Determines number of few-shot examples to use for each ingredient call. Default is None, which will use all few-shot examples on all calls. If specified, will initialize a haystack-based DPR retriever to filter examples.

None

Returns:

Type Description

Type[JoinIngredient]: A partial class of JoinIngredient with predefined arguments.

Examples:

from blendsql import blend, LLMJoin
from blendsql.ingredients.builtin import DEFAULT_JOIN_FEW_SHOT

ingredients = {
    LLMJoin.from_args(
        few_shot_examples=[
            *DEFAULT_JOIN_FEW_SHOT,
            {
                "join_criteria": "Join the state to its capital.",
                "left_values": ["California", "Massachusetts", "North Carolina"],
                "right_values": ["Sacramento", "Boston", "Chicago"],
                "mapping": {
                    "California": "Sacramento",
                    "Massachusetts": "Boston",
                    "North Carolina": "-"
                }
            }
        ],
        # Will fetch `k` most relevant few-shot examples using embedding-based retriever
        k=2
    )
}
smoothie = blend(
    query=blendsql,
    db=db,
    ingredients=ingredients,
    default_model=model,
)

run(model, left_values, right_values, question=None, few_shot_retriever=None, **kwargs)

Description

This ingredient handles the logic of semantic JOIN clauses between tables.

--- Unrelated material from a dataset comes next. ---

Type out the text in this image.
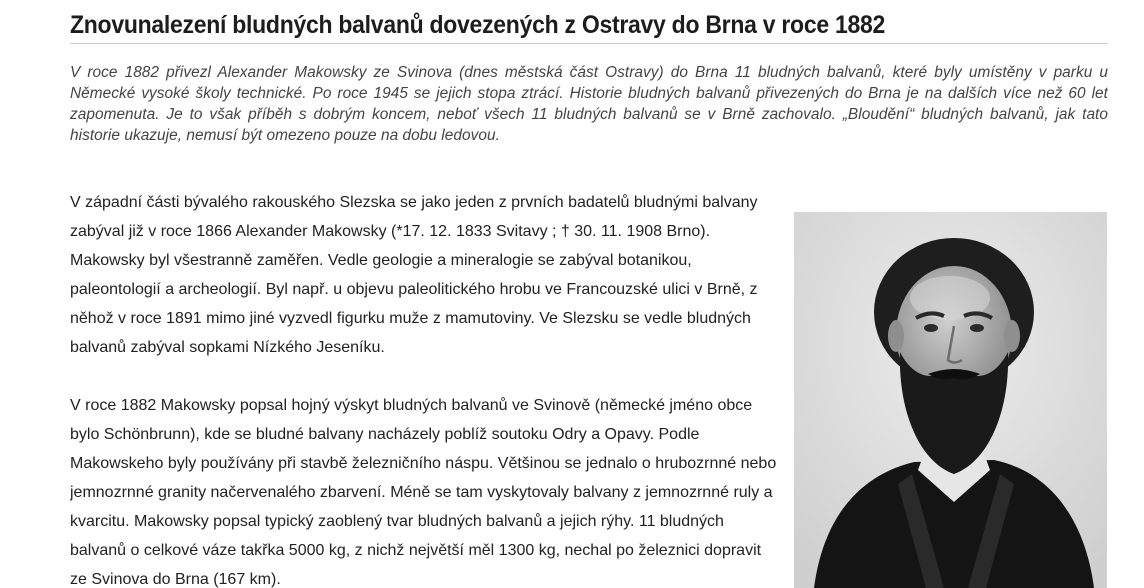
Znovunalezení bludných balvanů dovezených z Ostravy do Brna v roce 1882

V roce 1882 přivezl Alexander Makowsky ze Svinova (dnes městská část Ostravy) do Brna 11 bludných balvanů, které byly umístěny v parku u Německé vysoké školy technické. Po roce 1945 se jejich stopa ztrácí. Historie bludných balvanů přivezených do Brna je na dalších více než 60 let zapomenuta. Je to však příběh s dobrým koncem, neboť všech 11 bludných balvanů se v Brně zachovalo. „Bloudění“ bludných balvanů, jak tato historie ukazuje, nemusí být omezeno pouze na dobu ledovou.

V západní části bývalého rakouského Slezska se jako jeden z prvních badatelů bludnými balvany zabýval již v roce 1866 Alexander Makowsky (*17. 12. 1833 Svitavy ; † 30. 11. 1908 Brno). Makowsky byl všestranně zaměřen. Vedle geologie a mineralogie se zabýval botanikou, paleontologií a archeologií. Byl např. u objevu paleolitického hrobu ve Francouzské ulici v Brně, z něhož v roce 1891 mimo jiné vyzvedl figurku muže z mamutoviny. Ve Slezsku se vedle bludných balvanů zabýval sopkami Nízkého Jeseníku.

V roce 1882 Makowsky popsal hojný výskyt bludných balvanů ve Svinově (německé jméno obce bylo Schönbrunn), kde se bludné balvany nacházely poblíž soutoku Odry a Opavy. Podle Makowskeho byly používány při stavbě železničního náspu. Většinou se jednalo o hrubozrnné nebo jemnozrnné granity načervenalého zbarvení. Méně se tam vyskytovaly balvany z jemnozrnné ruly a kvarcitu. Makowsky popsal typický zaoblený tvar bludných balvanů a jejich rýhy. 11 bludných balvanů o celkové váze takřka 5000 kg, z nichž největší měl 1300 kg, nechal po železnici dopravit ze Svinova do Brna (167 km).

In other words, it creates a custom mapping between a pair of value sets. Behind the scenes, this mapping is then used to create an auxiliary table to use in carrying out an INNER JOIN.

For example:

SELECT Capitals.name, State.name FROM Capitals
    JOIN {{
        LLMJoin(
            'Align state to capital', 
            left_on='States::name', 
            right_on='Capitals::name'
        )
    }}
The above example hints at a database schema that would make E.F Codd very angry: why do we have two separate tables States and Capitals with no foreign key to join the two?

BlendSQL was built to interact with tables "in-the-wild", and many (such as those on Wikipedia) do not have these convenient properties of well-designed relational models.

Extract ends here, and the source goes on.